The following notation is introduced

$\begin{array}{ll}{\Delta }_i=h_i\left(z\left(t\right)\right)-{\bar{h}}_i\left(z\left(t\right)\right),\hfill & {\Delta }_{ij}=h_i\left(z\left(t\right)\right)h_j\left(z\left(t\right)\right)-{\bar{h}}_i\left(z\left(t\right)\right){\bar{h}}_j\left(z\left(t\right)\right),\hfill \\ {\delta }_i=\underset{z\left(t\right)\in \Omega }{\max }\left|{\Delta }_i\right|,\hfill & {\delta }_{ij}=\underset{z\left(t\right)\in \Omega }{\max }\left|{\Delta }_{ij}\right|.\hfill \end{array}$

The following equalities hold:

$\underset{N\to +\infty }{\lim }{\delta }_i=0,\underset{N\to +\infty }{\lim }{\delta }_{ij}=0.$ (9)

For brevity, $h_i\left(z\left(t\right)\right)$ are represented by $h_i$ below.

Theorem 1: The closed-loop system (4) is stable if there exist a positive matrix $P=P^{\text{T}}$ and positive real numbers ${\epsilon }_i$ ( $i=1,\cdots ,r$ ) and ${\epsilon }_{ij}$ ( $i\le j,i,j=1,\cdots ,r$ ), such that

$\begin{array}{l}[\begin{array}{cccc}{Q}_2\left(z\left(t\right)\right)+{\displaystyle \underset{i=1}{\overset{r}{\sum }}}{\epsilon }_i{A}_i^{\text{T}}{A}_i+{\displaystyle \underset{i\le j}{\sum }}{\epsilon }_{ij}{G}_{ij}^{\text{T}}{G}_{ij}& P& \cdots & P\\ P& -\frac{{\epsilon }_1}{{\delta }_1^2}E& & \\ ⋮& & \ddots & \\ P& & & -\frac{{\epsilon }_r}{{\delta }_r^2}E\\ P& & & \\ ⋮& & & \\ P& & & \\ P& & & \\ ⋮& & & \\ P& & & \end{array}\hfill \\ \begin{array}{cccccc}P& \cdots & P& P& \cdots & P\\ & & & & & \\ & & & & & \\ & & & & & \\ -\frac{{\epsilon }_{11}}{{\delta }_{11}^2}E& & & & & \\ & \ddots & & & & \\ & & -\frac{{\epsilon }_{1r}}{{\delta }_{1r}^2}E& & & \\ & & & -\frac{{\epsilon }_{22}}{{\delta }_{22}^2}E& & \\ & & & & \ddots & \\ & & & & & -\frac{{\epsilon }_{rr}}{{\delta }_{rr}^2}E\end{array}]<0\hfill \end{array}$ (10)
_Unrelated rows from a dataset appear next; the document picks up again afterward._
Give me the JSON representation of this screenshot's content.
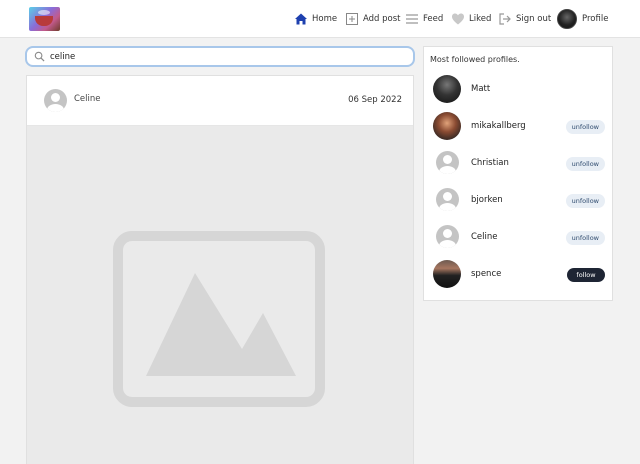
{
  "nav": {
    "home": "Home",
    "add_post": "Add post",
    "feed": "Feed",
    "liked": "Liked",
    "sign_out": "Sign out",
    "profile": "Profile",
    "accent": "#1e40af"
  },
  "search": {
    "value": "celine",
    "placeholder": ""
  },
  "post": {
    "username": "Celine",
    "date": "06 Sep 2022"
  },
  "sidebar": {
    "title": "Most followed profiles.",
    "profiles": [
      {
        "name": "Matt",
        "button": ""
      },
      {
        "name": "mikakallberg",
        "button": "unfollow"
      },
      {
        "name": "Christian",
        "button": "unfollow"
      },
      {
        "name": "bjorken",
        "button": "unfollow"
      },
      {
        "name": "Celine",
        "button": "unfollow"
      },
      {
        "name": "spence",
        "button": "follow"
      }
    ]
  }
}
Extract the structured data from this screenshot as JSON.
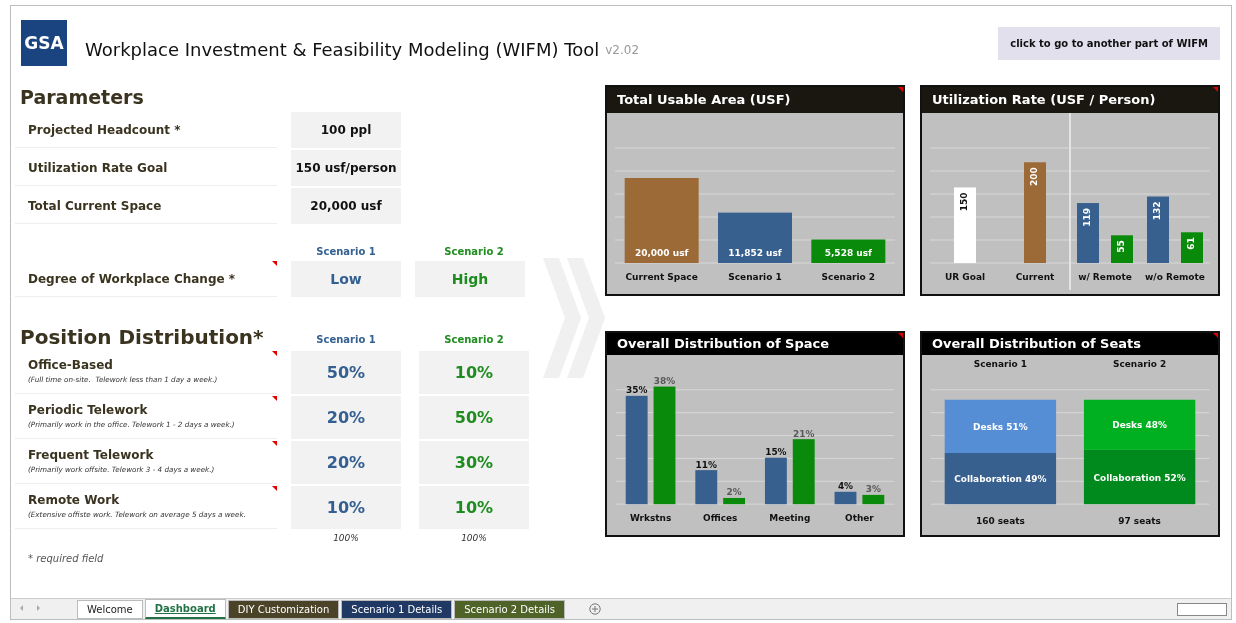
{
  "header": {
    "logo": "GSA",
    "title": "Workplace Investment & Feasibility Modeling (WIFM) Tool",
    "version": "v2.02",
    "nav_button": "click to go to another part of WIFM"
  },
  "parameters": {
    "title": "Parameters",
    "rows": [
      {
        "label": "Projected Headcount *",
        "value": "100 ppl"
      },
      {
        "label": "Utilization Rate Goal",
        "value": "150 usf/person"
      },
      {
        "label": "Total Current Space",
        "value": "20,000 usf"
      }
    ]
  },
  "workplace_change": {
    "headers": [
      {
        "label": "Scenario 1",
        "color": "#335f91"
      },
      {
        "label": "Scenario 2",
        "color": "#1e8c1e"
      }
    ],
    "label": "Degree of Workplace Change *",
    "has_comment": true,
    "values": [
      "Low",
      "High"
    ]
  },
  "positions": {
    "title": "Position Distribution*",
    "headers": [
      {
        "label": "Scenario 1",
        "color": "#335f91"
      },
      {
        "label": "Scenario 2",
        "color": "#1e8c1e"
      }
    ],
    "rows": [
      {
        "label": "Office-Based",
        "note": "(Full time on-site.  Telework less than 1 day a week.)",
        "has_comment": true,
        "values": [
          "50%",
          "10%"
        ]
      },
      {
        "label": "Periodic Telework",
        "note": "(Primarily work in the office. Telework 1 - 2 days a week.)",
        "has_comment": true,
        "values": [
          "20%",
          "50%"
        ]
      },
      {
        "label": "Frequent Telework",
        "note": "(Primarily work offsite. Telework 3 - 4 days a week.)",
        "has_comment": true,
        "values": [
          "20%",
          "30%"
        ]
      },
      {
        "label": "Remote Work",
        "note": "(Extensive offiste work. Telework on average 5 days a week.",
        "has_comment": true,
        "values": [
          "10%",
          "10%"
        ]
      }
    ],
    "totals": [
      "100%",
      "100%"
    ]
  },
  "required_note": "* required field",
  "charts": [
    {
      "title": "Total Usable Area (USF)",
      "kind": "area",
      "has_comment": true,
      "chart_data": {
        "type": "bar",
        "categories": [
          "Current Space",
          "Scenario 1",
          "Scenario 2"
        ],
        "series": [
          {
            "color": "#9c6a37",
            "values": [
              20000,
              null,
              null
            ],
            "value_labels": [
              "20,000 usf",
              null,
              null
            ]
          },
          {
            "color": "#37608f",
            "values": [
              null,
              11852,
              null
            ],
            "value_labels": [
              null,
              "11,852 usf",
              null
            ]
          },
          {
            "color": "#0a8a0a",
            "values": [
              null,
              null,
              5528
            ],
            "value_labels": [
              null,
              null,
              "5,528 usf"
            ]
          }
        ]
      }
    },
    {
      "title": "Utilization Rate (USF / Person)",
      "kind": "rate",
      "has_comment": true,
      "chart_data": {
        "type": "bar",
        "categories": [
          "UR Goal",
          "Current",
          "w/ Remote",
          "w/o Remote"
        ],
        "series": [
          {
            "color": "#ffffff",
            "values": [
              150,
              null,
              null,
              null
            ],
            "value_labels": [
              "150",
              null,
              null,
              null
            ]
          },
          {
            "color": "#9c6a37",
            "values": [
              null,
              200,
              null,
              null
            ],
            "value_labels": [
              null,
              "200",
              null,
              null
            ]
          },
          {
            "color": "#37608f",
            "values": [
              null,
              null,
              119,
              132
            ],
            "value_labels": [
              null,
              null,
              "119",
              "132"
            ]
          },
          {
            "color": "#0a8a0a",
            "values": [
              null,
              null,
              55,
              61
            ],
            "value_labels": [
              null,
              null,
              "55",
              "61"
            ]
          }
        ]
      }
    },
    {
      "title": "Overall Distribution of Space",
      "kind": "space",
      "has_comment": true,
      "chart_data": {
        "type": "bar",
        "categories": [
          "Wrkstns",
          "Offices",
          "Meeting",
          "Other"
        ],
        "series": [
          {
            "color": "#37608f",
            "values": [
              35,
              11,
              15,
              4
            ],
            "value_labels": [
              "35%",
              "11%",
              "15%",
              "4%"
            ]
          },
          {
            "color": "#0a8a0a",
            "values": [
              38,
              2,
              21,
              3
            ],
            "value_labels": [
              "38%",
              "2%",
              "21%",
              "3%"
            ]
          }
        ]
      }
    },
    {
      "title": "Overall Distribution of Seats",
      "kind": "seats",
      "has_comment": true,
      "totals": [
        "160 seats",
        "97 seats"
      ],
      "chart_data": {
        "type": "bar",
        "stacked": true,
        "categories": [
          "Scenario 1",
          "Scenario 2"
        ],
        "series": [
          {
            "colors": [
              "#37608f",
              "#008a1e"
            ],
            "values": [
              49,
              52
            ],
            "value_labels": [
              "Collaboration 49%",
              "Collaboration 52%"
            ]
          },
          {
            "colors": [
              "#558ed5",
              "#00b020"
            ],
            "values": [
              51,
              48
            ],
            "value_labels": [
              "Desks 51%",
              "Desks 48%"
            ]
          }
        ]
      }
    }
  ],
  "sheet_tabs": [
    {
      "label": "Welcome",
      "selected": false,
      "color": "#ffffff"
    },
    {
      "label": "Dashboard",
      "selected": true,
      "color": "#ffffff"
    },
    {
      "label": "DIY Customization",
      "selected": false,
      "color": "#4a4328"
    },
    {
      "label": "Scenario 1 Details",
      "selected": false,
      "color": "#1f3864"
    },
    {
      "label": "Scenario 2 Details",
      "selected": false,
      "color": "#4f6228"
    }
  ]
}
where $Q_2\left(z\left(t\right)\right)={\displaystyle \underset{i=1}{\overset{r}{\sum }}}{\bar{h}}_i\left(A_i^{\text{T}}P+P{A}_i\right)-{\displaystyle \underset{i\le j}{\sum }}{\bar{h}}_i{\bar{h}}_j\left(G_{ij}^{\text{T}}P+P{G}_{ij}^{\text{T}}\right)$, and E is the identity matrix.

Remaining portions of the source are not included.